Does the mole's burrowing instinct lead it in quest of insects or of vegetable roots?

According to the old traditional belief, the mole feeds upon roots. From time immemorial, it has been looked upon as an animal so destructive, that, in every country, its destruction has been encouraged by large rewards. Well, this belief, transmitted from generation to generation, owes, like so many other traditions, its authority to its antiquity, and is devoid of foundation.

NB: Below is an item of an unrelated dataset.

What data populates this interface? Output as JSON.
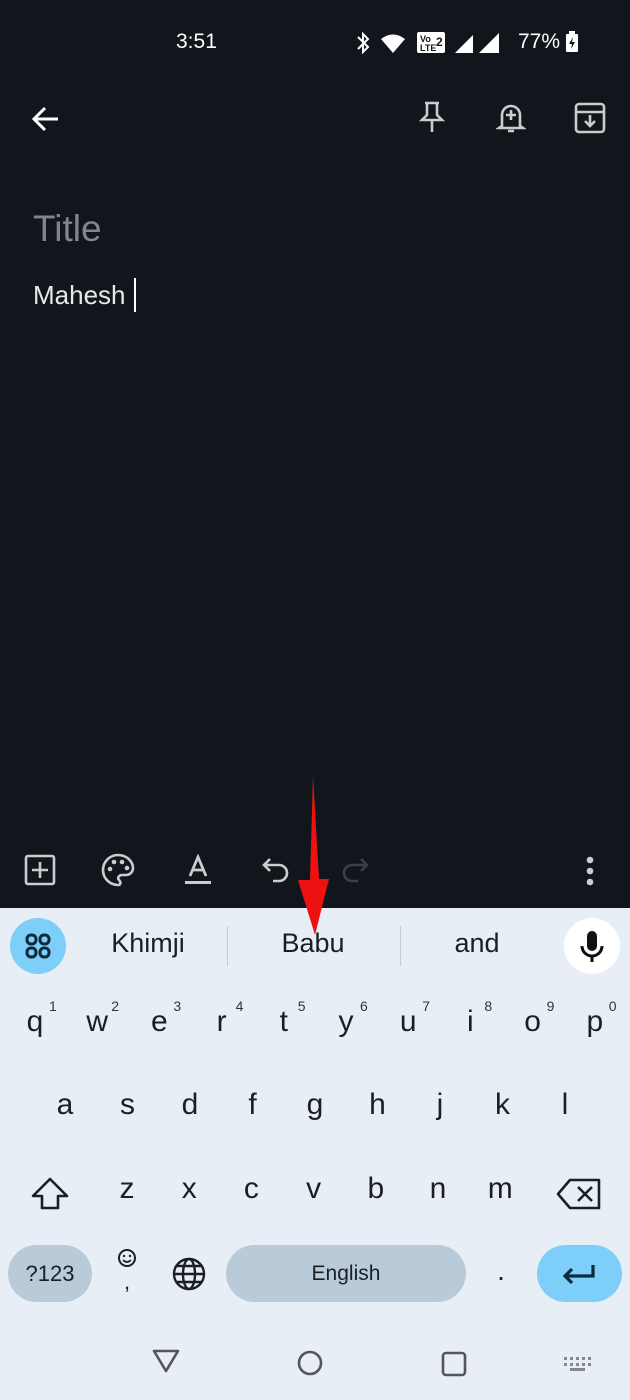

The mole is an essentially carnivorous animal, and no more lives upon roots than the dog or the cat. He is pre-eminently the hunter of the white-worm and beetle; and therefore, instead of vowing its extermination, we ought to take every possible means to preserve and multiply his race. These absurd traditions and credulous notions, wholly without any experimental confirmation, frequently lead us to take steps in diametrical opposition to our own interests.

Moles are particularly partial to meadows which are somewhat damp, as, for instance, those where the leafless colchicum displays, in autumn, its pale-rose flowers. In summer, the fields are covered with mole-hills. It will be said, perhaps, that these conical heaps of earth are injurious to vegetation. But that will be an error, contradicted by observation. Meadows besprinkled with mole-hills grow excellent hay, if care be taken to level them; for the earth thus distributed serves as manure. If they are visited by the moles, it is because these animals find there a plentiful supply of the rhizophagous (root-eating) insects, on which they feed.